After spending more than six years in court and seven figures in legal fees, Chuck Peterson said a tear came to his eye this month when he won his case over the government’s breach of two contracts awarded to his firm to construct and run a sewage treatment plant in Paraquita Bay.
Now all that remains is to assess damages either though a settlement or arbitration.
Virgin Islands taxpayers may cry a different kind of tears: Mr. Peterson’s company, Global Water Associates Limited, believes it is owed around $30 million, and the government may have to shell out the money at a time when public finances are stretched thin in the midst of the Covid-19 pandemic.
The decision from the territory’s highest court of appeal ends a long-running dispute that arose from the government’s breach of two no-bid contracts signed on Sept. 19, 2006 by the National Democratic Party administration in power at the time.
The first contract was a $2.68 million deal for Global Water to design, build and install a plant in Paraquita Bay capable of processing 250,000 gallons of wastewater per day. The other was a more lucrative operating agreement, which would have paid the firm $20 per thousand gallons of treated waste over a period of 12 years.
But the government never provided a prepared project site as agreed, and the Virgin Islands Party administration that took power in 2007 abandoned the Global Water plan in favour of a larger deal with the United Kingdom-based firm Biwater.
Cost of damages?
Though Global Water never built the sewage plant, it initially claimed that government’s breach of the two contracts caused the firm damages estimated at more than $22 million, according to a “case summary” drafted by company attorneys at the law firm O’Neal Webster in 2012.
However, when the dispute went to a three-person arbitration panel in 2014, the panel ruled that Global Water should be compensated only for government’s breach of the $2.68 million design-and-build contract.
It is unclear how much money would have been awarded by the arbitrators, as Global Water brought the case to the Commercial Court before they had decided the value of the firm’s claim.
In a February 2016 judgment, then-Commercial Court Justice Barry Leon ruled that the arbitration panel erred when it decided to award compensation to Global Water based only on government’s breach of the design-and-build agreement.
The panel, he stated, should also award compensation based on government’s breach of the 12-year operating agreement with the firm.
In 2017, government successfully challenged Mr. Leon’s decision in the Court of Appeal.
The appellate judges ruled that the damages Global Water was claiming from the larger contract were “too remote,” adding that the firm theoretically could have kept its operating contract even if a third party built the plant.
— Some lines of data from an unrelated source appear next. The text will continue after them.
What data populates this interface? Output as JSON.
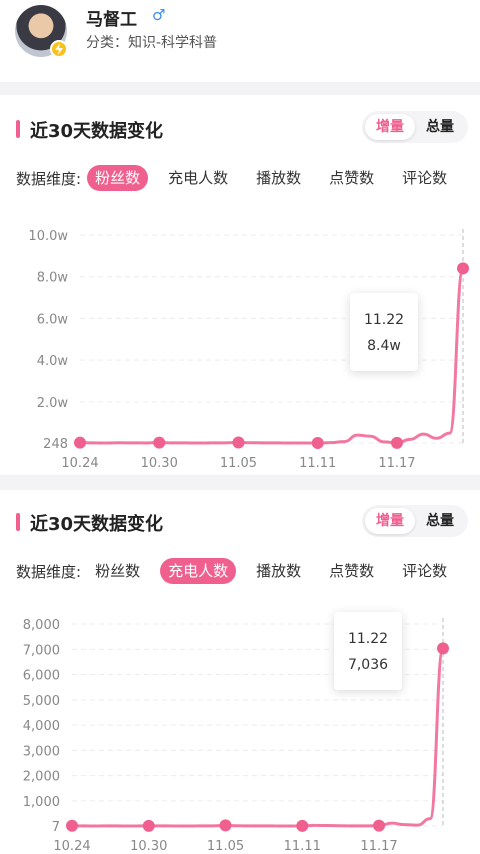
{
  "profile": {
    "name": "马督工",
    "gender_symbol": "♂",
    "category": "分类：知识-科学科普"
  },
  "colors": {
    "accent": "#f0608f",
    "gender": "#3b8ee8",
    "badge": "#f6c21d"
  },
  "icons": {
    "gender": "male-icon",
    "badge": "lightning-badge-icon"
  },
  "cards": [
    {
      "title": "近30天数据变化",
      "toggle": [
        "增量",
        "总量"
      ],
      "toggle_active": 0,
      "dim_label": "数据维度:",
      "dims": [
        "粉丝数",
        "充电人数",
        "播放数",
        "点赞数",
        "评论数"
      ],
      "dim_active": 0,
      "tooltip": {
        "date": "11.22",
        "value": "8.4w"
      }
    },
    {
      "title": "近30天数据变化",
      "toggle": [
        "增量",
        "总量"
      ],
      "toggle_active": 0,
      "dim_label": "数据维度:",
      "dims": [
        "粉丝数",
        "充电人数",
        "播放数",
        "点赞数",
        "评论数"
      ],
      "dim_active": 1,
      "tooltip": {
        "date": "11.22",
        "value": "7,036"
      }
    }
  ],
  "chart_data": [
    {
      "type": "line",
      "metric": "粉丝数",
      "y_tick_labels": [
        "248",
        "2.0w",
        "4.0w",
        "6.0w",
        "8.0w",
        "10.0w"
      ],
      "y_ticks": [
        248,
        20000,
        40000,
        60000,
        80000,
        100000
      ],
      "ylim": [
        248,
        100000
      ],
      "x_tick_labels": [
        "10.24",
        "10.30",
        "11.05",
        "11.11",
        "11.17"
      ],
      "x": [
        "10.24",
        "10.25",
        "10.26",
        "10.27",
        "10.28",
        "10.29",
        "10.30",
        "10.31",
        "11.01",
        "11.02",
        "11.03",
        "11.04",
        "11.05",
        "11.06",
        "11.07",
        "11.08",
        "11.09",
        "11.10",
        "11.11",
        "11.12",
        "11.13",
        "11.14",
        "11.15",
        "11.16",
        "11.17",
        "11.18",
        "11.19",
        "11.20",
        "11.21",
        "11.22"
      ],
      "values": [
        400,
        300,
        250,
        350,
        300,
        260,
        420,
        300,
        280,
        250,
        300,
        320,
        500,
        380,
        300,
        280,
        260,
        250,
        270,
        400,
        900,
        4000,
        3500,
        800,
        300,
        2000,
        4500,
        2500,
        5000,
        84000
      ],
      "grid": true,
      "color": "#f0608f"
    },
    {
      "type": "line",
      "metric": "充电人数",
      "y_tick_labels": [
        "7",
        "1,000",
        "2,000",
        "3,000",
        "4,000",
        "5,000",
        "6,000",
        "7,000",
        "8,000"
      ],
      "y_ticks": [
        7,
        1000,
        2000,
        3000,
        4000,
        5000,
        6000,
        7000,
        8000
      ],
      "ylim": [
        7,
        8000
      ],
      "x_tick_labels": [
        "10.24",
        "10.30",
        "11.05",
        "11.11",
        "11.17"
      ],
      "x": [
        "10.24",
        "10.25",
        "10.26",
        "10.27",
        "10.28",
        "10.29",
        "10.30",
        "10.31",
        "11.01",
        "11.02",
        "11.03",
        "11.04",
        "11.05",
        "11.06",
        "11.07",
        "11.08",
        "11.09",
        "11.10",
        "11.11",
        "11.12",
        "11.13",
        "11.14",
        "11.15",
        "11.16",
        "11.17",
        "11.18",
        "11.19",
        "11.20",
        "11.21",
        "11.22"
      ],
      "values": [
        15,
        10,
        8,
        12,
        9,
        8,
        14,
        10,
        9,
        8,
        10,
        12,
        30,
        15,
        12,
        10,
        9,
        8,
        10,
        30,
        25,
        15,
        12,
        10,
        20,
        120,
        60,
        40,
        300,
        7036
      ],
      "grid": true,
      "color": "#f0608f"
    }
  ]
}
Global Water responded in late 2018 by filing an appeal to the Judicial Committee of the Privy Council — the court of final appeal for the United Kingdom’s overseas territories and Crown dependencies — which ruled in favour of the firm on July 13.
Among other factors, the council considered the “remoteness of damages” claimed for the operating contract, and whether or not government’s failure to provide a project site meant the company should get compensation for that agreement, according to a judgment written by Lord Patrick Hodge.
In considering the question, the council reviewed cases that the arbitrators referenced in their decision and found a strong likelihood that Global Water would have earned the operating profits if government had upheld its end of the deal.
But the probability of earnings wasn’t the only factor of importance, Lord Hodge wrote: The court also had to consider the responsibility of all parties to do the job expected of them well.
“Applying those principles to the facts of the case, it is clear that the losses resulting from an inability to earn profits under the [operating contract] were within the reasonable contemplation of the parties to the [building contract] when they made that contract,” he wrote.
Lord Hodge backed up this position by noting that both contracts were signed on the same day, and both related to the same plant on the same site. The contracts, he wrote, were linked because the company would have to finish the building in order to fulfil the operations contract.
Though the council questioned why two separate contracts had been drawn up in the first place, it decided that the separation didn’t mean government could avoid liability for breaking them both.
Ultimately, the council agreed with Mr. Leon’s ruling that there was “an error of law on the face of the award” that the arbitrators initially gave to Global Water for just the design contract.
The amount government will have to pay the firm — which is likely to include several years’ worth of interest and court costs — will now have to be assessed.
Though Global Water previously claimed government owed the company more than $22 million for breaking both the contracts, Mr. Peterson said interest has brought the sought-after damages closer to $30 million.
The original estimate appears to align loosely with the company’s projected revenue over the contracted period. The operating contract would have been worth $20 per thousand gallons of treated waste over 12 years, and the planned facility could have processed 250,000 gallons per day. If the plant ran at capacity year-round, the revenue from operations would have been almost $22 million.
The government is likely to dispute Global Water’s claimed damages, and if no settlement is reached the matter would go back to arbitration. However, that process would likely take at least a year as the parties would have to reconnect with the original arbitrators and make other preparations, Mr. Peterson said.
The previous arbitration proceedings were closed to the public.
Attempts to reach Attorney General Baba Aziz and Premier Andrew Fahie were unsuccessful.